Can't go around it, can't go over it have to go through it- hang on!!
Sadly this hurt is life school- you are not alone!
i should quickly mention - even though this deserves more than 'mentioning' - he has attempted suicide before. that's what i meant by mental health issues
Talking, writing, crying, that's what it's going to look like. Sort of like a newborn who sleeps, poops, cries- it's part of this- cry, talk, cry, etc. Those are big big issues- suicide stuff.
yep, that's what life has been for the past few days. talking, crying, writing, repeat. as an expert, i ask about the suicide stuff, because he blames all his unhappiness and hurt on me, and the force behind him wanting to end his life. i feel like a monster and wonder if i'm just the convenient person to blame
I have to run. We can continue this later. If you accept my answer we can continue to post on this question. I will check in with you later, does that sound okay? I want to support you during this time:) You can not take on the blame for that- that's much bigger than you!!
He's the one who has to take the reins and heal that "broken leg"- you can not heal it for him.
that is very true - thank you for saying that. i will let you go. thank you once again for all your help, Jean.
None of us are that powerful to make someone kill them self- of course loved ones take that on- but now way!
no way your fault I mean
thank you so much
Glad to help
Check in with you later ok?
ok sounds great
thank you so much Jean
You are so welcome
Thank you so much for your kind words, Jean.
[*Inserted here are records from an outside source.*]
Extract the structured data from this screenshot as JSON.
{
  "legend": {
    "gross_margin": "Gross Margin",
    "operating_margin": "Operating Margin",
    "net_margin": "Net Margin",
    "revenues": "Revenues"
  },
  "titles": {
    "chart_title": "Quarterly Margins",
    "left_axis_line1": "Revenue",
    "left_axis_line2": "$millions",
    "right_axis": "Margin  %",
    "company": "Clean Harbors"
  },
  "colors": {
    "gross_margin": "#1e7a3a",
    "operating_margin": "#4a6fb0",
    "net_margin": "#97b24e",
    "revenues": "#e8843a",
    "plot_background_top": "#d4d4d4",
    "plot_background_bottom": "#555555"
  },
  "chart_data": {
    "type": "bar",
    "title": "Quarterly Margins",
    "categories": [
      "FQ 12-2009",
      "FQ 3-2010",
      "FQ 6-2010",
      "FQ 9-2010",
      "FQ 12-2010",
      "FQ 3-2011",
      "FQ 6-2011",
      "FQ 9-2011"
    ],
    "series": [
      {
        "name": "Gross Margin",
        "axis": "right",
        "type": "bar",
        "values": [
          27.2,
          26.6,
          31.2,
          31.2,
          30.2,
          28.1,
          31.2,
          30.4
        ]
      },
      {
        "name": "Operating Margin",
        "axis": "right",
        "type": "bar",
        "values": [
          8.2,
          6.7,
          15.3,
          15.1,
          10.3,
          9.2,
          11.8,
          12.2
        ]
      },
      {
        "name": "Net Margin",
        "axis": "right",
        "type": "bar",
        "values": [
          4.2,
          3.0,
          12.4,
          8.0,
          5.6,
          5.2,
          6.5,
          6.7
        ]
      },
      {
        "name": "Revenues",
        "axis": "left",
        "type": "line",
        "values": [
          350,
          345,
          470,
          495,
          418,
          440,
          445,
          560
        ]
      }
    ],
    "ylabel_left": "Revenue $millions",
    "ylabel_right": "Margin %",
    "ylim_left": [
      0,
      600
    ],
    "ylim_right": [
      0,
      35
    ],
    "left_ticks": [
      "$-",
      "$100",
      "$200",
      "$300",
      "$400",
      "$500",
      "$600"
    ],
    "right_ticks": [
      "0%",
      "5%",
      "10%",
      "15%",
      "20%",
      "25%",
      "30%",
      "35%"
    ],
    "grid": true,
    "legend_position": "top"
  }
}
That's exactly how I'm feeling - although I'm feeling a little better after your reassurance that my partner's struggles with suicide is something that' much bigger than just me. He often says that our struggles and fights lead him to such drastic feelings. It always makes me feel like a horrible, monstrous person.
I know that we both struggle with improving ourselves, and I'm doing the best I can for myself at the moment, but I really do think he has mental health issues that he's not addressing, and the longer they get ignored, the more they'll bleed into relationships. Our talk today really gave me this insight.
Thank you so much for being there for me, and for your amazing support.